Je voyais les parlements du monde entier parler et écouter la créature multi-espèces. Elle prévoyait l’avenir avec perspicacité et exprimait les opinions des autres êtres avec une éloquence apaisante. Elle prenait dans le monde des humains et communiquait avec le reste des créatures, puis rapportait tout ce qu’elle avait appris dans le monde humain.

Alors que je commençais à me poser des questions sur la nature de son existence, son origine et où elle avait été jusqu’à présent, je sentis une tape dans mon dos.
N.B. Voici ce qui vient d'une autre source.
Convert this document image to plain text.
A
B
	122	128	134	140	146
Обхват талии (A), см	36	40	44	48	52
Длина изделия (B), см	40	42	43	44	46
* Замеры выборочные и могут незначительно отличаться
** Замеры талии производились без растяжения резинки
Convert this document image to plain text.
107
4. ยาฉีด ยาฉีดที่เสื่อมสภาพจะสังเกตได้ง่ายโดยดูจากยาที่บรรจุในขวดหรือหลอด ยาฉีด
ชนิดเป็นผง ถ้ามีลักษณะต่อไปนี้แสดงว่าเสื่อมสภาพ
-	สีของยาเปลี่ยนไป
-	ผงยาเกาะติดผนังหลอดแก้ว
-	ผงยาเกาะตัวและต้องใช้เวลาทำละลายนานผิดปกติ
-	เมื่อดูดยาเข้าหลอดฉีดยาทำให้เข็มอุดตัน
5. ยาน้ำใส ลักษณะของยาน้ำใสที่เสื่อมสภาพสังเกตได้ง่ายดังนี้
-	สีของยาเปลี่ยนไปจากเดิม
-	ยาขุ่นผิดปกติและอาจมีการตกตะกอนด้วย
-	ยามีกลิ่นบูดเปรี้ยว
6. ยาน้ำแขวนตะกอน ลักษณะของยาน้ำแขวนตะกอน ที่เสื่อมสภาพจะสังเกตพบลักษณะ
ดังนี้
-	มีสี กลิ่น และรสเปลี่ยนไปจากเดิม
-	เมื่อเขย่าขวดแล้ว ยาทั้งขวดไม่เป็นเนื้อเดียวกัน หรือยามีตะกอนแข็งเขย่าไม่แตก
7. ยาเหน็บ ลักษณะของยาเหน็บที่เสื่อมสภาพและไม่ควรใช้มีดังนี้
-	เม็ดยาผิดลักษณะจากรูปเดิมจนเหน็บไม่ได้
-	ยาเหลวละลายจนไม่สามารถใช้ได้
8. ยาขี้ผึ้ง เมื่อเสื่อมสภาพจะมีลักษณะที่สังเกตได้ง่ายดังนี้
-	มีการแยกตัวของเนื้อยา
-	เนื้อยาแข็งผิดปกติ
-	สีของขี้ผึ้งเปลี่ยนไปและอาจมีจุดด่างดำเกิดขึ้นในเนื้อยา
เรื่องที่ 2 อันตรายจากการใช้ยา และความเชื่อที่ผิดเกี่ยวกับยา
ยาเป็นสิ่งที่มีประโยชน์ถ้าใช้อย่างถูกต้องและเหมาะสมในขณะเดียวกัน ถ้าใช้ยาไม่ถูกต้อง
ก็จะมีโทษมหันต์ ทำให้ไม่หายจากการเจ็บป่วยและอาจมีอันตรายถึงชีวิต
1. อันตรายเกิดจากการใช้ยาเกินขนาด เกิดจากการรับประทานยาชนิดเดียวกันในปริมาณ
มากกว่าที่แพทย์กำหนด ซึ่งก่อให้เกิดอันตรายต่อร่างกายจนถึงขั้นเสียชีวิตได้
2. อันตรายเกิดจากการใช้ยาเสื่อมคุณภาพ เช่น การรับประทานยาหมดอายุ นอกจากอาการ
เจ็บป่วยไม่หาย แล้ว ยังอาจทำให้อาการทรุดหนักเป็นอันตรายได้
C’est ainsi que je fus réveillé d’un long rêve.

Comment peut-on savoir à un moment donné si l’on ne rêve pas ? Cette vie entière pourrait-elle être un rêve ? Nos rêves devraient-ils nous inspirer ou nous plonger dans la peur ? Qu’en est-il de ceux qui ne rêvent pas ou n’imaginent pas rêver ? Sont-ils morts à la naissance ?

Fin.

Stanislaus Fomutar

Ce texte a été rédigé à l’issue de deux ateliers participatifs de prospective sur #CongoBasinFutures et #RoyalAnimalsFutures à Yaoundé, au Cameroun, le samedi 7 septembre 2024. Il a été édité par Nsah Mala et publié par Next Generation Foresight Practitionners.